An establishment-connected lefty professor says that in “the near future, the world may need to resort to lockdowns again — this time to tackle a climate emergency.”
“Under a ‘climate lockdown,’ governments would limit private-vehicle use, ban consumption of red meat, and impose extreme energy-saving measures, while fossil-fuel companies would have to stop drilling,” writes Mariana Mazzucato, a professor at the Economics of Innovation and Public Value Center at University College London, in a paper titled “Avoiding a Climate Lockdown.”
The title of her paper is very misleading. She believes climate lockdowns will be necessary unless we “overhaul our economic structures and do capitalism differently.”
Three obstacles to overhaul must be removed, she says, “business that is shareholder-driven instead of stakeholder-driven, finance that is used in inadequate and inappropriate ways, and government that is based on outdated economic thinking and faulty assumptions.” She is really talking about fascist economics, where governments set the policies of “private” sector firms:
[G]overnment assistance to business must be less about subsidies, guarantees, and bailouts, and more about building partnerships. This means attaching strict conditions to any corporate bailouts to ensure that taxpayer money is put to productive use and generates long-term public value, not short-term private profits…Because markets will not lead a green revolution on their own, government policy must steer them in that direction. This will require an entrepreneurial state that innovates, takes risks, and invests alongside the private sector.
From The New York Times:
Her message has appealed to an array of American politicians.
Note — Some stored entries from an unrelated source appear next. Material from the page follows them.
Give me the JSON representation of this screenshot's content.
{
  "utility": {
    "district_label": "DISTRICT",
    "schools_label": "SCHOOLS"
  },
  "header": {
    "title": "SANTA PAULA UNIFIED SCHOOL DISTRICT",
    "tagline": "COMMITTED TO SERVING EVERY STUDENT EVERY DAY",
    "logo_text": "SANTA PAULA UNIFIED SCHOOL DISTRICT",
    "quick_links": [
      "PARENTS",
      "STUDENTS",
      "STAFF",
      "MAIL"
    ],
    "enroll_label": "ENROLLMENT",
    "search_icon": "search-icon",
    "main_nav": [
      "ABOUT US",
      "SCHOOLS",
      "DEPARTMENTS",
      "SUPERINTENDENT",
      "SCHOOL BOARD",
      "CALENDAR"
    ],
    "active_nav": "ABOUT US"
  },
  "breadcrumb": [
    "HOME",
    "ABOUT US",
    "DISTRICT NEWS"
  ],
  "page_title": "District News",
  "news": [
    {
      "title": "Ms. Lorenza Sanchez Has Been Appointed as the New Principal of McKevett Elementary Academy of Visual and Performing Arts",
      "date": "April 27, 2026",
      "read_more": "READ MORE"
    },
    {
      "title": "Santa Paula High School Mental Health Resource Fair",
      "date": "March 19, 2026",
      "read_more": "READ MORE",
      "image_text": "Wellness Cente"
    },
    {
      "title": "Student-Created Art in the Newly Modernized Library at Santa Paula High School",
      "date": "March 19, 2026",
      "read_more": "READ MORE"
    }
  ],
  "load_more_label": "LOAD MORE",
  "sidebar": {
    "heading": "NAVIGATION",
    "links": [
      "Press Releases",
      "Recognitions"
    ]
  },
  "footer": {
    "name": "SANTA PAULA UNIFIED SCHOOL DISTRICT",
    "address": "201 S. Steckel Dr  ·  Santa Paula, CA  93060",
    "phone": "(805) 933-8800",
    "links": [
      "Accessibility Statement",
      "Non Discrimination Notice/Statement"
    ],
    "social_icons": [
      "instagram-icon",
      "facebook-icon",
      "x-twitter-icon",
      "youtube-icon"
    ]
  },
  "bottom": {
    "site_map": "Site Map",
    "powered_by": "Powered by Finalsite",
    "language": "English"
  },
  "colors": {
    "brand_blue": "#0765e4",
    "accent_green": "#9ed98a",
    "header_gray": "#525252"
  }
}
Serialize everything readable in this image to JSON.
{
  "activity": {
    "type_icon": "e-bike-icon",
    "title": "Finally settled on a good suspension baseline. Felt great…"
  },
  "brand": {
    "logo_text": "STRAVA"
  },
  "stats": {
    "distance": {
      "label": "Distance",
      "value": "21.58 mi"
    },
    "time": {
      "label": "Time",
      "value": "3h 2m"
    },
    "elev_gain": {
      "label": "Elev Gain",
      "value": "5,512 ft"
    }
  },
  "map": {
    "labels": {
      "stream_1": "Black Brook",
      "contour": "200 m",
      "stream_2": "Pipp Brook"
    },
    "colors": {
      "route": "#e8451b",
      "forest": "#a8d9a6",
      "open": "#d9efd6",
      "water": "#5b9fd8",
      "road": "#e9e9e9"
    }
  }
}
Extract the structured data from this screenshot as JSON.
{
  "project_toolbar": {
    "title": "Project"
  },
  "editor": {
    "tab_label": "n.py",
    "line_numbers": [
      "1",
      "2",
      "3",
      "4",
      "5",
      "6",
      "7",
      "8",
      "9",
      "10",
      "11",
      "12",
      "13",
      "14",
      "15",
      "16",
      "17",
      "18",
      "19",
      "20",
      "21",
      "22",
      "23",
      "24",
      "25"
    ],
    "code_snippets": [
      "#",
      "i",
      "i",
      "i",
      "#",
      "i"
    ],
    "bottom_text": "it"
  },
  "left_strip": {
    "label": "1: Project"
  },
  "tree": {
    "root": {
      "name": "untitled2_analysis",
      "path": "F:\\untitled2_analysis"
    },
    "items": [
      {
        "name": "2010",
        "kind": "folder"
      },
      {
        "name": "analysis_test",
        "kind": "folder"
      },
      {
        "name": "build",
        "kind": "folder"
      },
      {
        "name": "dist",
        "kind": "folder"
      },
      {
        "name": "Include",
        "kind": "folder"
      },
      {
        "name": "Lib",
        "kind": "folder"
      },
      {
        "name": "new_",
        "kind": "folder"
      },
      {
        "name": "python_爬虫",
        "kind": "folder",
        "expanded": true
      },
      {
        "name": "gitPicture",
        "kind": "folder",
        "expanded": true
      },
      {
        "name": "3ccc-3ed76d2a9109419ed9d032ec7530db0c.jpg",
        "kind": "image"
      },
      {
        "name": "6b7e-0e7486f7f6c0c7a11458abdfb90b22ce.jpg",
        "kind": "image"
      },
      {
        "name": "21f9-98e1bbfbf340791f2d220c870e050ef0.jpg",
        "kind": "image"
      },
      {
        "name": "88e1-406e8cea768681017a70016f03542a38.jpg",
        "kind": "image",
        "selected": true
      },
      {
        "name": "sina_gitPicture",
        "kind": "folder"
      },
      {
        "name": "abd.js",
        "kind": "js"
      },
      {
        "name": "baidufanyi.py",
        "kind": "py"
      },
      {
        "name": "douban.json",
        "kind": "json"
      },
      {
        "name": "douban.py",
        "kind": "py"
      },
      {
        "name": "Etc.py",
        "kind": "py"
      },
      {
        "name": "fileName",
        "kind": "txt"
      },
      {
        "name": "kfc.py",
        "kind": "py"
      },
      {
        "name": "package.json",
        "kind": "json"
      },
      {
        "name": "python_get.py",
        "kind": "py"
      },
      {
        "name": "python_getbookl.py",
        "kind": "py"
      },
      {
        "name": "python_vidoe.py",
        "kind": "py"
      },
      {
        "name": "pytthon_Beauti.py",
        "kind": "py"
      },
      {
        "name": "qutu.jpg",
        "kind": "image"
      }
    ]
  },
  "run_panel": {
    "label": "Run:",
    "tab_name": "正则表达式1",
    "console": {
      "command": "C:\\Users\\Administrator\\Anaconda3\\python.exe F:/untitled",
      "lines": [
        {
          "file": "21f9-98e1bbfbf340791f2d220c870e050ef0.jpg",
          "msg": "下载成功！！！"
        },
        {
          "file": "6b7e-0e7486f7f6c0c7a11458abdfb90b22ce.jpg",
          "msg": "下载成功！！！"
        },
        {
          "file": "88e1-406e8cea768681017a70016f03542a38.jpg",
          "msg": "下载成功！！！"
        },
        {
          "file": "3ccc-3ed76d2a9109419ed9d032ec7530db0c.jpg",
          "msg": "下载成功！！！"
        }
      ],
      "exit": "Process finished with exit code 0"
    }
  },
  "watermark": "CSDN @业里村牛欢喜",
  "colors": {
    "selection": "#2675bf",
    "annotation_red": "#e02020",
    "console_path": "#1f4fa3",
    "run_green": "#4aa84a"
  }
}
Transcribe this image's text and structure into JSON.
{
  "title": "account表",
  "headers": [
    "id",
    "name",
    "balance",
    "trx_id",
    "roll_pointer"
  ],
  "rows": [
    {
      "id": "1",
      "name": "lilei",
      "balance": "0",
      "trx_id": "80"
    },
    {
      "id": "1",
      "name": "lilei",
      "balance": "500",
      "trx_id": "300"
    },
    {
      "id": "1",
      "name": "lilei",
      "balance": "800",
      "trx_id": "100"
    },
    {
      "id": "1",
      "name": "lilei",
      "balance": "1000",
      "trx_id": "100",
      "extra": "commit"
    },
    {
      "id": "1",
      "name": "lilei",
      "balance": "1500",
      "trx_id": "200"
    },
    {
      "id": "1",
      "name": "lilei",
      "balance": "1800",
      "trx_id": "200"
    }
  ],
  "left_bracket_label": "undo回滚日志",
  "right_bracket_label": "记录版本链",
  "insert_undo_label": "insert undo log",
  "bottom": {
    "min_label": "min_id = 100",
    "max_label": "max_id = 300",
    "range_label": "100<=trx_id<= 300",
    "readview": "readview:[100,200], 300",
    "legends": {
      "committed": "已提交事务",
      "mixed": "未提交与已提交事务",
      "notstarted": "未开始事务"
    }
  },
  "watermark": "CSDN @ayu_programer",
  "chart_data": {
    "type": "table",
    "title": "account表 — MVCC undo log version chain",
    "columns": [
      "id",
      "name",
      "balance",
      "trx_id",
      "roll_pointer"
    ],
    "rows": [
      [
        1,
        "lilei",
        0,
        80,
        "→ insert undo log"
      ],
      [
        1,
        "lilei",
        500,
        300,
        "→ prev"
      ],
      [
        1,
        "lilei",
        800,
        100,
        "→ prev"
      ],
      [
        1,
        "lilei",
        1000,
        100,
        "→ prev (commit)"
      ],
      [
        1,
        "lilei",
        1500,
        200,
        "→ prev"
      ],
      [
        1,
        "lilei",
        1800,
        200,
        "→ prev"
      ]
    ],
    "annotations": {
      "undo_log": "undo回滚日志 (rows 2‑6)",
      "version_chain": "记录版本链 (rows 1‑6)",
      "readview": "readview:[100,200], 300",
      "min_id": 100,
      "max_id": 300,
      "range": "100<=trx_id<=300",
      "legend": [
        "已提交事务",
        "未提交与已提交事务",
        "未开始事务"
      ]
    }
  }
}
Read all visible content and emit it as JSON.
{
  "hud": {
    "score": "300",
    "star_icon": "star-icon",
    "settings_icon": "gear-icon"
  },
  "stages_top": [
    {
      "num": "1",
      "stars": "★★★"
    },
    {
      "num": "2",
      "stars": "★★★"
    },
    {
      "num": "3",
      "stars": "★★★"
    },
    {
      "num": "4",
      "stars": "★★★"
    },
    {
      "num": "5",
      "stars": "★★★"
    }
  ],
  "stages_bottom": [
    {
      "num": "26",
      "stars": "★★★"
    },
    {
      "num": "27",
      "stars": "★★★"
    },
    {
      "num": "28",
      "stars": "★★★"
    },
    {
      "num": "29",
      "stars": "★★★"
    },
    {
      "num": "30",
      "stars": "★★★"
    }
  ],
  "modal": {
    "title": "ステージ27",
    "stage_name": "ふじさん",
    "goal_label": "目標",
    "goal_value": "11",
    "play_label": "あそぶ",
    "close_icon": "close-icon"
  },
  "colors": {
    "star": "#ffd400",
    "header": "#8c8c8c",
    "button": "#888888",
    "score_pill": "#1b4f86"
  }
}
Senator Elizabeth Warren, Democrat of Massachusetts…has incorporated Dr. Mazzucato’s thinking into several policy rollouts, including one that would use “federal R & D to create domestic jobs and sustainable investments in the future” and another that would authorize the government to receive a return on its investments in the pharmaceutical industry. Dr. Mazzucato has also consulted with Representative Alexandria Ocasio-Cortez, Democrat of New York, and her team on the ways a more active industrial policy might catalyze a Green New Deal…
Even Republicans have found something to like. In May, Senator Marco Rubio of Florida credited Dr. Mazzucato’s work several times in “American Investment in the 21st Century,” his proposal to jump-start economic growth. “We need to build an economy that can see past the pressure to understand value-creation in narrow and short-run financial terms,” he wrote in the introduction, “and instead envision a future worth investing in for the long-term.”..
[A] charismatic figure in a contentious field that does not generate many stars — she was recently profiled in Wired magazine’s United Kingdom edition…Her ideas…are finding a receptive audience around the world. In the United Kingdom, Dr. Mazzucato’s work has influenced Jeremy Corbyn, leader of the Labour Party, and Theresa May, a former Prime Minister, and she has counseled the Scottish leader Nicola Sturgeon on designing and putting in place a national investment bank. She also advises government entities in Germany, South Africa and elsewhere. “In getting my hands dirty,” she said, “I learn and I bring it back to the theory…
[S]he pointed at an announcement on her laptop. She had been nominated for the first Not the Nobel Prize, a commendation intended to promote “fresh economic thinking.” “Governments have woken up to the fact the mainstream way of thinking isn’t helping them,” she said, explaining her appeal to politicians and policymakers. A few days later, she won.
The world is full of economists with very bad ideas but Mazzucato’s central planning ideas are among the worst. She is filled with ideas that would result in the harassment of individuals and independent businesses. Combine this with the following she is garnering and it makes her extremely dangerous.
Enjoy your hamburgers while you can.